Against the backdrop of the Arab Spring and the subsequent rise of Islamists across much of the Middle East, Tuesday's events can't help but call to mind the outpouring of anti-American sentiment of that earlier era. By late 1979, a toxic mix of Iranian anti-Americanism, Saudi petrodollars, and conspiracy theorizing touched off a wave of attacks on U.S. embassies across the Muslim world. The first -- and most chronicled -- attack occurred on Nov. 4, when radical Iranian students, upset by President Jimmy Carter's decision to let the deposed shah seek medical treatment in the United States, overran the U.S. Embassy in Tehran and took 63 Americans hostage. (Three more hostages were taken at the Iranian Foreign Ministry, but 14 were eventually released, bringing the total number to 52.) During the subsequent 444-day standoff, resentment toward American "imperialism" continued to fester and U.S. embassies in the Muslim world began to look increasingly like sitting ducks.

The embassy seizure in Iran was actually just one of several such attacks across the Muslim world that year. When Saudi Arabian militants led by Juhayman al-Utaybi, seized the Grand Mosque in Mecca on Nov. 20, many across the region instinctively blamed the United States and Israel -- the two most popular targets of Iranian vituperation and the source of perceived humiliation for many. That morning, Saudi Arabian officials declined to identify the perpetrators and Radio Tehran happily supplied its own narrative: "It is not far-fetched to assume that this act has been perpetrated by the criminal American imperialism so that it can infiltrate the solid ranks of Muslims by such intrigues."
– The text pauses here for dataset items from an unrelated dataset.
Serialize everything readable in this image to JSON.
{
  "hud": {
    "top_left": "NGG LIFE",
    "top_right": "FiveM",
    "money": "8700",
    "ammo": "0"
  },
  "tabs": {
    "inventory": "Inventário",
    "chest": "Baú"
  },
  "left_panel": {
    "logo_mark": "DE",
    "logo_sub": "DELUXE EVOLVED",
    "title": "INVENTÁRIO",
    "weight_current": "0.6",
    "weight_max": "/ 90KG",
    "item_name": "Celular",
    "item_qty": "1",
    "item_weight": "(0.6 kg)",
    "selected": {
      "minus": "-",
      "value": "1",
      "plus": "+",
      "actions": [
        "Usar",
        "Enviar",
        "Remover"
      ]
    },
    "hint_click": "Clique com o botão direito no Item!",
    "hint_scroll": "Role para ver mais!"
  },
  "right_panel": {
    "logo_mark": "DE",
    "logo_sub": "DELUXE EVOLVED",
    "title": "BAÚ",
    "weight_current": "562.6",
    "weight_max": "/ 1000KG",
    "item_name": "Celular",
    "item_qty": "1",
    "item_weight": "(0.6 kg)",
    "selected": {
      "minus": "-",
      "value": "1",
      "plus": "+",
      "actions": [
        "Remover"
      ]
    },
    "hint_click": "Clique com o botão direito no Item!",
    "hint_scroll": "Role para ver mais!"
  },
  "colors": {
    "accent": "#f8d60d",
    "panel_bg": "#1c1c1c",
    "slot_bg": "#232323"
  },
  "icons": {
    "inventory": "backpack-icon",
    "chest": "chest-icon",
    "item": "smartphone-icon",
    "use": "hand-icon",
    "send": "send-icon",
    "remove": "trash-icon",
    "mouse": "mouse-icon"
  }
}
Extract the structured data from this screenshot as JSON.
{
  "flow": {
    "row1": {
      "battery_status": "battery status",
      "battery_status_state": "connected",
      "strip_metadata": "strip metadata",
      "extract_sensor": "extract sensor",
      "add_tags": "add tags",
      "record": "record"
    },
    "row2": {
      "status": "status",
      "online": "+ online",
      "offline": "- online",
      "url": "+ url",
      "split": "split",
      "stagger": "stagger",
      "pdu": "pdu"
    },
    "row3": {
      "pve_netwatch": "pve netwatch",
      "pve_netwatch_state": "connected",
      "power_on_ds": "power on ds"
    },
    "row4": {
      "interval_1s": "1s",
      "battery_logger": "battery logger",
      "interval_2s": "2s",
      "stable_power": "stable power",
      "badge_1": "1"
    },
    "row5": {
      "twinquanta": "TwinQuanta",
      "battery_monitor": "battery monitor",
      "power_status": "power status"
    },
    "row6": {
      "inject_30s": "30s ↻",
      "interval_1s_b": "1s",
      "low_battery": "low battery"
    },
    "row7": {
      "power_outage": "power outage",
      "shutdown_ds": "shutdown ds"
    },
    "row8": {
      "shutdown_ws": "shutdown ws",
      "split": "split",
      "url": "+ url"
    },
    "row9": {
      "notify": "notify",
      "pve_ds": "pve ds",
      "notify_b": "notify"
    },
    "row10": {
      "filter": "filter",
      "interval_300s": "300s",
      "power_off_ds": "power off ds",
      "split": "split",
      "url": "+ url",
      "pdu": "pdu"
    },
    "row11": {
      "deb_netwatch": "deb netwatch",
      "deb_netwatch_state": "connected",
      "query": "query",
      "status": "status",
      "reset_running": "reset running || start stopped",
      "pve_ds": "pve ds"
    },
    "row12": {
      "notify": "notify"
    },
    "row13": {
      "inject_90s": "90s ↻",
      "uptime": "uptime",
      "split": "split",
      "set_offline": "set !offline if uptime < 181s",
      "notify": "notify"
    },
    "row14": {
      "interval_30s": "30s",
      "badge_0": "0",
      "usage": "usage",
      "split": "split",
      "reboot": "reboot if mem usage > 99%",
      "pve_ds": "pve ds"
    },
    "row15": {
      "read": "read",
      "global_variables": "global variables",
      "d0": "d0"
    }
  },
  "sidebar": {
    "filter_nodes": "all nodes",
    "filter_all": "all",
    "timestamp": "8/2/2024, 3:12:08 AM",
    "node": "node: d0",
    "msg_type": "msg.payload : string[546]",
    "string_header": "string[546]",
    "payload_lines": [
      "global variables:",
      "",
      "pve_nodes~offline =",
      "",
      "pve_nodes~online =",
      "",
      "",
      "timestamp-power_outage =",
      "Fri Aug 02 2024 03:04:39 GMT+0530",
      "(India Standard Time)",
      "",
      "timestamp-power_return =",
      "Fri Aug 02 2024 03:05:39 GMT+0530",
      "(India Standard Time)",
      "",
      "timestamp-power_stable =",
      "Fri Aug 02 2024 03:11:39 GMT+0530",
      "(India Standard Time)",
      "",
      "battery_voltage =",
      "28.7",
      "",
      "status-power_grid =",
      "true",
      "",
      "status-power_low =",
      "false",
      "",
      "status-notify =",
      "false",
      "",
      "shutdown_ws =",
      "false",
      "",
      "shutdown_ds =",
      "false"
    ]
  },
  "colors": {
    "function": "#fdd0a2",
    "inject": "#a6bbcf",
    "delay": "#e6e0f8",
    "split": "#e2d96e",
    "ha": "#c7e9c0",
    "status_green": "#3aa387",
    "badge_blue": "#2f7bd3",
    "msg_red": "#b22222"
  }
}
In Pakistan, where General Zia ul Huq was actively courting young firebrand Islamists to shore up his political base, the students at Quaid-i-Azam University in Islamabad reached the same conclusion. Clamoring by the busload to the U.S. Embassy, radical student members of Jamaa-e-Islami, some of whom were armed, quickly breached the compound, killing one Marine and taking another American hostage. The students proceeded to set fire to the embassy, forcing the staff to take refuge in the code room vault while the compound burned around them. Finally, after the Americans had spent more than five hours in the blistering heat of the vault, Pakistani troops arrived from their headquarters in Rawalpindi, not half an hour's drive from the embassy, and the crowds melted away.

The attack was a close call for the United States. As Steve Coll notes in Ghost Wars, "Had events taken a slight turn for the worse, the riot would have produced one of the most catastrophic losses of life in U.S. diplomatic history." But the wave of anti-Americanism had not yet crested and it would be less than two weeks before radicals lashed out against the United States again -- this time in Libya.